Apologies in advance, my background is in CS rather than statistics, so I may use some terms improperly.
I have a data set of a few thousand items scored on a 3 point scale, which my research indicated may be a Likert scale. A rating is a choice of "Not Recommended" / "Recommended" / "Best". Not every item has been rated the same number of times, some may have dozens of ratings and others will be in the high hundreds.
What method(s) can I use to rank all the items in my data set? By rank, I mean in the sense of having a #1, #2, #3, etc. I believe this would be an ordinal ranking? I have no preference for whether ties are allowed. I've found the Mann-Whitney and Wilcoxon tests but I'm not sure if they're relevant or applicable.

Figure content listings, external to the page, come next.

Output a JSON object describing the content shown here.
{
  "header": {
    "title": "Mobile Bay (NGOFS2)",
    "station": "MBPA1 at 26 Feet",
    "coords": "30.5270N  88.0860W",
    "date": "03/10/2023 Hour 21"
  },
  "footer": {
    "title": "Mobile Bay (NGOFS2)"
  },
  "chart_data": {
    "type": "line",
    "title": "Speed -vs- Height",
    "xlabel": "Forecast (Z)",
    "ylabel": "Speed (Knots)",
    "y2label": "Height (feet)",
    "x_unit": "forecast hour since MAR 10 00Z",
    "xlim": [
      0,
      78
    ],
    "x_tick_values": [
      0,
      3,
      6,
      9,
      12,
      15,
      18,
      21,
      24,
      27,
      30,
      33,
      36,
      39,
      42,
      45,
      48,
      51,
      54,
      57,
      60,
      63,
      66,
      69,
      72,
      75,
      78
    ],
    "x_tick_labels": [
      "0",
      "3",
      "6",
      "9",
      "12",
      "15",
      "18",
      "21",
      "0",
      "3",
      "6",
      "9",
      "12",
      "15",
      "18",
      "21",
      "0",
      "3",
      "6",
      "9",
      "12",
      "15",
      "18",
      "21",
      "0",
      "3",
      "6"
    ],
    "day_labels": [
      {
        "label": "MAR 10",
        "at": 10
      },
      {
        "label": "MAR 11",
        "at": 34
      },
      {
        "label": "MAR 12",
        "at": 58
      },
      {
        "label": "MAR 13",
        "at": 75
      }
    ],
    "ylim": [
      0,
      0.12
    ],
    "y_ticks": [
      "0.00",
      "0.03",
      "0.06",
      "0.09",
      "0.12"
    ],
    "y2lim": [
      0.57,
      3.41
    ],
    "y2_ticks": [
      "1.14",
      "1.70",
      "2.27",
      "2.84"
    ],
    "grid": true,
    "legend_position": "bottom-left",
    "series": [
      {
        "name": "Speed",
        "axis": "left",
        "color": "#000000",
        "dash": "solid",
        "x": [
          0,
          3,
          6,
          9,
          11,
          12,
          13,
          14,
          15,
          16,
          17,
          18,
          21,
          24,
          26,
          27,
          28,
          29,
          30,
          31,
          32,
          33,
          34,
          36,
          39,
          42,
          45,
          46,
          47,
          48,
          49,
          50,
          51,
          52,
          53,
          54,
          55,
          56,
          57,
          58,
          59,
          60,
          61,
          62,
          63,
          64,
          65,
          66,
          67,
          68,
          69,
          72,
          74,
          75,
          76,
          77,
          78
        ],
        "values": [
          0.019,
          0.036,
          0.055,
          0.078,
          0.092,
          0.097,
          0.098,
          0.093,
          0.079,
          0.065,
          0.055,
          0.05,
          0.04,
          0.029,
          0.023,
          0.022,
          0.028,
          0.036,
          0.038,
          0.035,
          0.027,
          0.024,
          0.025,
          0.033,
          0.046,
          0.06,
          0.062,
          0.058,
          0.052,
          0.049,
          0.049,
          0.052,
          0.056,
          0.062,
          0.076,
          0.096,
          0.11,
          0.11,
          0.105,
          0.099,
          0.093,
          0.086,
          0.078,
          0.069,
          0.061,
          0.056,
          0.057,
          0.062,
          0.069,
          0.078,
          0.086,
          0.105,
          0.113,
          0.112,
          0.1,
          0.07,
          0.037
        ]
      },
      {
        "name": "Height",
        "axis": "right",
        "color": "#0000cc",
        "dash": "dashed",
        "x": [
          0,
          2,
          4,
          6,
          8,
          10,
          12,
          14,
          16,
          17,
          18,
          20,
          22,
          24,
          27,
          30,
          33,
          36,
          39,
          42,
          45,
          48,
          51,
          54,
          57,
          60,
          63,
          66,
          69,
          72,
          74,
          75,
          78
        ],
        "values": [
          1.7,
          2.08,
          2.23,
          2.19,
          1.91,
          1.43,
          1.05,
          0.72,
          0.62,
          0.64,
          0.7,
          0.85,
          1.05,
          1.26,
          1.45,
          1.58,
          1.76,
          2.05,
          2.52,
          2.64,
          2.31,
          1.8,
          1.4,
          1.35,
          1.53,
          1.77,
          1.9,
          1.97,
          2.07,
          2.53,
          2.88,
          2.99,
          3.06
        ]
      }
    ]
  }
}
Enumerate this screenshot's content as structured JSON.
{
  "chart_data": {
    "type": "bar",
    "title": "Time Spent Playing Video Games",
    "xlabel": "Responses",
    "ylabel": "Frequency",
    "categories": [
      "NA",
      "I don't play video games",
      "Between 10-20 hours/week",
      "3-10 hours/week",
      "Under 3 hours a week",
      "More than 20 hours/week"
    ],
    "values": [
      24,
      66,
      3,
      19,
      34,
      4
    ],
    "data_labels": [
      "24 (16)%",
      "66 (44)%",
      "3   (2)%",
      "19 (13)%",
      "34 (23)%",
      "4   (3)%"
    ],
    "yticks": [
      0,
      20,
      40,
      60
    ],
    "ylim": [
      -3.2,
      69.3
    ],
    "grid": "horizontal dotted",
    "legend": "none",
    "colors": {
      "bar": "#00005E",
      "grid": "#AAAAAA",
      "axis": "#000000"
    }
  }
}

Is there a "right" way to blend these scores into a single (weighted?) number? What kind of penalty should I apply to items with a relatively small number of ratings?
My first thought is to apply the formula [(W1*N1) + (W2*N2) - (W3*N3)] / (N1 + N2 + N3)
, where Wx is the label weight and Nx is the number of times that item has received that label. Then I kicked myself for playing armchair statistician. I'm assuming this is a common problem (thumbs up/thumbs down, five star product rating, etc) with a common method. Unfortunately I don't know enough about the problem domain to find the answer, hence my post here.